A Brad Pitt house, environmentally friendly and energy efficient.  Good on you Brad baby!!  But there just aren't enough of them.
And such strange shapes.
This is called armoring, on a very small scale.  To contain erosion, the COE proposes armoring entire backsides of canals.
The light colored cement is where the canal breached the sea wall.  Our guide said it was the canals, not the levees, that failed and flooded the Lower Ninth Ward.
My simpleton's understanding of the purpose of this pump station on the edge of Lake Pontchartrain, is to pump water out of New Orleans city streets into the canals and ultimately into the lake. 

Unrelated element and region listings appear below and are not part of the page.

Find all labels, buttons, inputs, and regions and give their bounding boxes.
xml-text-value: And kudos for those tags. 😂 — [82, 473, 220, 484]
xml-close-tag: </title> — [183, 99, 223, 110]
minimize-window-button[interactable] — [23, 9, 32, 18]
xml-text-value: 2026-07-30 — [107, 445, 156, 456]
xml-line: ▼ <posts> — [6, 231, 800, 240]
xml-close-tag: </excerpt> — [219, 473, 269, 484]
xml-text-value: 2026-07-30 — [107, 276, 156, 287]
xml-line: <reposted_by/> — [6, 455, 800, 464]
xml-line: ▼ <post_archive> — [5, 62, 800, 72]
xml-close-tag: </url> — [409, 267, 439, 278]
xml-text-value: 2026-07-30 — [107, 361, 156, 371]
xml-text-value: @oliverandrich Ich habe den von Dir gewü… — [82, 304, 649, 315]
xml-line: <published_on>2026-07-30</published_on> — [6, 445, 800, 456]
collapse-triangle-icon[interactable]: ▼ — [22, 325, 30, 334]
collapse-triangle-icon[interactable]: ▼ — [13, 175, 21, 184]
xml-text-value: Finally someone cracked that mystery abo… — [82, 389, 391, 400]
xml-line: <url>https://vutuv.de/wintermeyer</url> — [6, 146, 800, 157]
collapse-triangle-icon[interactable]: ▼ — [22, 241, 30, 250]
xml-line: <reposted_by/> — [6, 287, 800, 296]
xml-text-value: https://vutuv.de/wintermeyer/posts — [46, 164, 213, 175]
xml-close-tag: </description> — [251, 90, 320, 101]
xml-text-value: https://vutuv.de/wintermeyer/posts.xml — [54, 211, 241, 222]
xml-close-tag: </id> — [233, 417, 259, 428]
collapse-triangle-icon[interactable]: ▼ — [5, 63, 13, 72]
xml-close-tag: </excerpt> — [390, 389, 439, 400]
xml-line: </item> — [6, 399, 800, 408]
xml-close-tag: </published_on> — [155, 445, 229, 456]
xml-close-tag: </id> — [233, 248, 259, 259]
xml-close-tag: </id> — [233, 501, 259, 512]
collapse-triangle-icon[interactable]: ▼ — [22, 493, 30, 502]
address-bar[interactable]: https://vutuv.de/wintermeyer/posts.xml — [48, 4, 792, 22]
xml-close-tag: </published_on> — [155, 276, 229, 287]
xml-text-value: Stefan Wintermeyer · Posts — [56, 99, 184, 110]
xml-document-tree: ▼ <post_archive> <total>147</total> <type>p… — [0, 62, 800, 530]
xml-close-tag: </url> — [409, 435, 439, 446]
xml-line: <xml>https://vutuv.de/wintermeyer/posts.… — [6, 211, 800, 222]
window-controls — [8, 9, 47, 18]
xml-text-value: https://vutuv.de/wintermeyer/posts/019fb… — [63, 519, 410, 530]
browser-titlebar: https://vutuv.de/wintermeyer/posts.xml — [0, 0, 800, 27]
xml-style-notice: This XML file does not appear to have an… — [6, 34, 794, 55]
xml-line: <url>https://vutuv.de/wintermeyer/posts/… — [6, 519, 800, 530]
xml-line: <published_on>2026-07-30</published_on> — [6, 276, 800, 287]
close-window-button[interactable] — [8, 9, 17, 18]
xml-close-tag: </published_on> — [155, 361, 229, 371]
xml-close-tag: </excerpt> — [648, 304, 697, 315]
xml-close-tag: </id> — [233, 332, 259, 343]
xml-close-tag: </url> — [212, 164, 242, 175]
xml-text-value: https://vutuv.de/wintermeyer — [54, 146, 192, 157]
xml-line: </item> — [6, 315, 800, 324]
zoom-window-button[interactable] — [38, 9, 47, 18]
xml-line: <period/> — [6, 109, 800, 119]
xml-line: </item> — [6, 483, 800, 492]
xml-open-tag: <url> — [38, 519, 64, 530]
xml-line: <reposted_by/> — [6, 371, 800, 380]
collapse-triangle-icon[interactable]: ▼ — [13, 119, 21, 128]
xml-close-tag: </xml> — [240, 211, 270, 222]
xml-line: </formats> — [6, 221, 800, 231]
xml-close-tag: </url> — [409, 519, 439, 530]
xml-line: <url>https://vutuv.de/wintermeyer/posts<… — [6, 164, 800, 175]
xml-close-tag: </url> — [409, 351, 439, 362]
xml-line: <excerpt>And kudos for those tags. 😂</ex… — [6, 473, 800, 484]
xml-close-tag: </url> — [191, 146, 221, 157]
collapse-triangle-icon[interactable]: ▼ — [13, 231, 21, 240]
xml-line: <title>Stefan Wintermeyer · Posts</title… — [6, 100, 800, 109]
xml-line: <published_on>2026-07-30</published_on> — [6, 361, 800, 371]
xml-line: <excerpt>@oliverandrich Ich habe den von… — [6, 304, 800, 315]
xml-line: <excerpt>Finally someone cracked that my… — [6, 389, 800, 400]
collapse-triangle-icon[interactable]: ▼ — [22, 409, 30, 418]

For a better understanding of how the locks, pumps, floodgates, sea walls, levees and canals are all interwoven, you might find this Corps of Engineers website of interest:

I could sit on the banks of the Mississippi all day and not for one minute be bored. The Port of New Orleans is a general cargo port, it's a cruise port, it's the center of a global marketplace.  It has cruise and cargo terminals, marshalling yards, cold storage, fuel docks, truck traffic roadways, six railroad lines and dozens of "services" such as ship chandleries, hazardous waste, fumigating, and cleaning services.  It is the center of a 14,500 mile inland waterway system, and the Mississippi River is where 500 million tons of cargo is moved each year. Count 'em...500 MILLION TONS of cargo!!  And if you ever see a picture of a blue Mississippi River, it's probably been Photoshopped!
Tugs tug, tugs snug, tugs nudge, tugs push and pull and tow.  I love tugs!  They remind me of shepherding dogs, directing, aiming and maneuvering.
This one is pushing nine containers.

A ship from Istanbul taking on supplies.

This mighty river isn't just about mobility.  It's lined with industrial plants, refineries, docks, wharves, warehouses, parks and monuments, casinos and neighborhoods.
Petroleum Processing
Moving coal
Moving sugar

This photograph of one of New Orleans' famous above-ground cemeteries has no relevance here -- I just didn't know where else to put it!!  These cemeteries  are so famous there are specialized tours to some of them and, of course, they are haunted!